Background information
- Also known as: Sweet Panther
- Born: Mounira Khalil 1979 (age 45–46) Chad
- Occupations: Singer, author, composer, actress

= Mounira Mitchala =

Mounira Mitchala (منيرة ميتشالا), also known as Sweet Panther, is a Chadian singer, author, performer, composer and actress.

== Biography ==
She was born in 1979 and her real name is Mounira Khalil. Mounira Mitchala's father was Dr. Khalil Alio, a one time rector of the University of Chad.
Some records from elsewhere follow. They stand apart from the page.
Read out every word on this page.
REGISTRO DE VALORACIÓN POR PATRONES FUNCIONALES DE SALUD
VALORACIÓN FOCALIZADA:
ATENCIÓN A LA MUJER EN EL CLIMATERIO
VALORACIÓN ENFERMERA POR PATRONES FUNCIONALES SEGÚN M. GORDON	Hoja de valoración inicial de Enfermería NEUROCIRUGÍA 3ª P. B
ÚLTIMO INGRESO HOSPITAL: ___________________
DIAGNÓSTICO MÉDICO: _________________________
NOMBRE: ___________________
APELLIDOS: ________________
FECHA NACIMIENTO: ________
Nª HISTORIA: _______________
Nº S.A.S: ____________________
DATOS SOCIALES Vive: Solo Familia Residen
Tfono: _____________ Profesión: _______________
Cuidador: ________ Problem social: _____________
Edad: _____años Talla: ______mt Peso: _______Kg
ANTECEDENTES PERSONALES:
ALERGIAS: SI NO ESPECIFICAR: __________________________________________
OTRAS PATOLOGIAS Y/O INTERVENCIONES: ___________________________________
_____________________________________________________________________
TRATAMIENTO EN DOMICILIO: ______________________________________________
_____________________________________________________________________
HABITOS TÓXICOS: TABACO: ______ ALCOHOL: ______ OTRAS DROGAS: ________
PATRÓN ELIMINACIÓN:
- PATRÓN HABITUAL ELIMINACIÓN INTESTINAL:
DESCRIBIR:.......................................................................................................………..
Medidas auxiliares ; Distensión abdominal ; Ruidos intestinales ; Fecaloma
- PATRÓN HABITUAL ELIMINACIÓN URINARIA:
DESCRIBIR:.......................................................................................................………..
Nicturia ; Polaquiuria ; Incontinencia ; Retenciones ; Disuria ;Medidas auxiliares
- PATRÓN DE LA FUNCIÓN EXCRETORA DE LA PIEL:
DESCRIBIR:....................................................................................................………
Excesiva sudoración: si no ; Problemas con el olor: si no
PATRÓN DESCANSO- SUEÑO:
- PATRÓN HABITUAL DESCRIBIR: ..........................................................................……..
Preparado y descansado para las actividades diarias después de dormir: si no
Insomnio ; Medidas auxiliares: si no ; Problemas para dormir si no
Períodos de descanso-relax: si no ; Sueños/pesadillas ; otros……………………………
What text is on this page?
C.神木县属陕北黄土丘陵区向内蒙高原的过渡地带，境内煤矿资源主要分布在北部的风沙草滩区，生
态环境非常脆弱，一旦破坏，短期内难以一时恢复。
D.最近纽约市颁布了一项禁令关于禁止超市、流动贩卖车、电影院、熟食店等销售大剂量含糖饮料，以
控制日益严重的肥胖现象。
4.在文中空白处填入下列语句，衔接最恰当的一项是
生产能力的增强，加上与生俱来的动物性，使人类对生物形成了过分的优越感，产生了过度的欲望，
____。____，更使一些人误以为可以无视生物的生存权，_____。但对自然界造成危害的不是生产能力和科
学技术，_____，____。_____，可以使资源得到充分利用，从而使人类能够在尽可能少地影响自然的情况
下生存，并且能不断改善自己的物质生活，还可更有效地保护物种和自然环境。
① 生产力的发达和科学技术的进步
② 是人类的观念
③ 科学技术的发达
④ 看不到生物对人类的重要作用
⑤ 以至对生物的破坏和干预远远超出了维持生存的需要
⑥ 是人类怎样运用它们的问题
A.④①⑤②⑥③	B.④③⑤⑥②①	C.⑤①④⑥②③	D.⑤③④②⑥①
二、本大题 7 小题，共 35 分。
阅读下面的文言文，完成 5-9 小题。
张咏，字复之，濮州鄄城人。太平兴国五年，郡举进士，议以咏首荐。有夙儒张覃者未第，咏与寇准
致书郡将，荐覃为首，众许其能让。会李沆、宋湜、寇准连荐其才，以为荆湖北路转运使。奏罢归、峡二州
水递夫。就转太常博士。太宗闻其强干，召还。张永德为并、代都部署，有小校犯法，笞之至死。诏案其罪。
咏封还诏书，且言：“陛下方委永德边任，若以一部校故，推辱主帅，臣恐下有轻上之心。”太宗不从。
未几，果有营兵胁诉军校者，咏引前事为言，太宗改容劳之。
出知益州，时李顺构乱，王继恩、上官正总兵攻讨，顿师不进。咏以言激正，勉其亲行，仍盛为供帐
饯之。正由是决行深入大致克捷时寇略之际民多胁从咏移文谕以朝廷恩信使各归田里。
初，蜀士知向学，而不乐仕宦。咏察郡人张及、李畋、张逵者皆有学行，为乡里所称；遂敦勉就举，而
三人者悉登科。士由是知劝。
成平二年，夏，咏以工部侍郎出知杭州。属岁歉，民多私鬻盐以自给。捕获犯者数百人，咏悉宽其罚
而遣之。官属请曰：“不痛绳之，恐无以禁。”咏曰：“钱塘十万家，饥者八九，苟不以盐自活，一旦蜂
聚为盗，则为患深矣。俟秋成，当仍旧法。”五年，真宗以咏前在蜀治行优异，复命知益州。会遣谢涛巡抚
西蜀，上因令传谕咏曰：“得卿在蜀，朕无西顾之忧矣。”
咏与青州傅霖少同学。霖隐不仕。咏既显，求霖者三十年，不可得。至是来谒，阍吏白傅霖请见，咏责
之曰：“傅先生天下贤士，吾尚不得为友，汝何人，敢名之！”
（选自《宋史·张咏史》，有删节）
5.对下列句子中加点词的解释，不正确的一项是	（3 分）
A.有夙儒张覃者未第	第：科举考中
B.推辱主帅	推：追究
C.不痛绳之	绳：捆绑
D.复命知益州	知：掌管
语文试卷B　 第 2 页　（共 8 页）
Her sister is Chad's first female cartoonist, Salma Khalil Alio.

== Career ==
Mitchala was born in 1979 in Chad. In the early stages of her career, Mitchala made minor scene appearances in several Chadian films such as Daratt and Abouna by Mahamat Saleh Haroun. She is known nationally and internationally for her song "Talou Lena" from the album of the same name. Mitchala also sings with traditional rhythms drawn from the confluence of North and Central African music culture respectively that makes Mitchala’s music a unique blend. She uses this platform to address problems in Africa particularly related to her home country Chad. Through her words, she denounces forced marriage, campaigns against the advance of the desert and the genocide of Darfur. She also advocates for an end to the civil war engulfing her country Chad, discrimination against AIDS patients and excision. Mitchala has made several remarkable stage appearances alongside Tiken Jah Fakoly and Ismaël Lô.